Tonight my brother and me went to go see Iron Man 3 (was pretty good by the way), and before it went on we started talking about something that involved my brother, at one point, leaving the topic and claiming that our father was right about me. I was fortunate enough to shut him up with some logic, though I feel like it ended because I referenced what father did in the discussion, and the note he ended it on was that he agreed father does that sometimes, as if it was his bias now appeased. Then, after the movie, I talk about an aspect of the movie which I found rather random, and off we go talking about it, and he artificially constructs a point to rationalize his original view opposing me. I questioned it, and he grew very upset and referenced our father yet again.

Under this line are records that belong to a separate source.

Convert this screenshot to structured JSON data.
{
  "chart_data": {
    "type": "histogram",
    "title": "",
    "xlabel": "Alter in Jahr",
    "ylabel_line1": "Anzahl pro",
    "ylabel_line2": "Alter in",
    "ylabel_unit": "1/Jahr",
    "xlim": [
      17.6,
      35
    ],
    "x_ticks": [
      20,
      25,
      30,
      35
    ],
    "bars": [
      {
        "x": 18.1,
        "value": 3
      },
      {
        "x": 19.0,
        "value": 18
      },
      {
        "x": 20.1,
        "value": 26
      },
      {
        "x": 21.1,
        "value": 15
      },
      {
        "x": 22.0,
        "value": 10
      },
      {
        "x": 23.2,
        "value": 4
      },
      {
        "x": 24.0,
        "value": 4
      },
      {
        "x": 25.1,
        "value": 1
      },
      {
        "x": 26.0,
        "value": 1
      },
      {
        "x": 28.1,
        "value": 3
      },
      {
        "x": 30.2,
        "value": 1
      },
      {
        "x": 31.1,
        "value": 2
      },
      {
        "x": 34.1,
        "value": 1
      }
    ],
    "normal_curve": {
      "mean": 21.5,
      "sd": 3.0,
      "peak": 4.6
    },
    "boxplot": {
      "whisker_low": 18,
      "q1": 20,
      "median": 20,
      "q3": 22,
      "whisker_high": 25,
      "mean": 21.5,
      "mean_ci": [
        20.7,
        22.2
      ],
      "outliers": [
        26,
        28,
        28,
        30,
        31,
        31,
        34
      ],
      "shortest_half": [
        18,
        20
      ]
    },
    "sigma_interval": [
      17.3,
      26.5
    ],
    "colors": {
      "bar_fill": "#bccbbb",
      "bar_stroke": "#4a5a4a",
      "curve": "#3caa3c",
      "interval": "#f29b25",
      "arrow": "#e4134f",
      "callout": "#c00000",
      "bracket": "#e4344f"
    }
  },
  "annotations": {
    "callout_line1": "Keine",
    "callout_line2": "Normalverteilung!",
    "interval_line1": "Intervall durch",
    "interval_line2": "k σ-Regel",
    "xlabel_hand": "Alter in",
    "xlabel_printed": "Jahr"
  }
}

I mean, damn... It's not a big deal, but that is so unfair and I would never try to do that to them. Anyways, boring rant over. Moral of the story is that some people have a "Holder Point" where, after so many times, they erroneously get annoyed with getting asked for reasons to support their bias and they become convinced that the inquirer is in fact merely guarding their own bias by never being satisfied with any opposing answer, rather than believing that their reasons aren't actually being founded anywhere at all.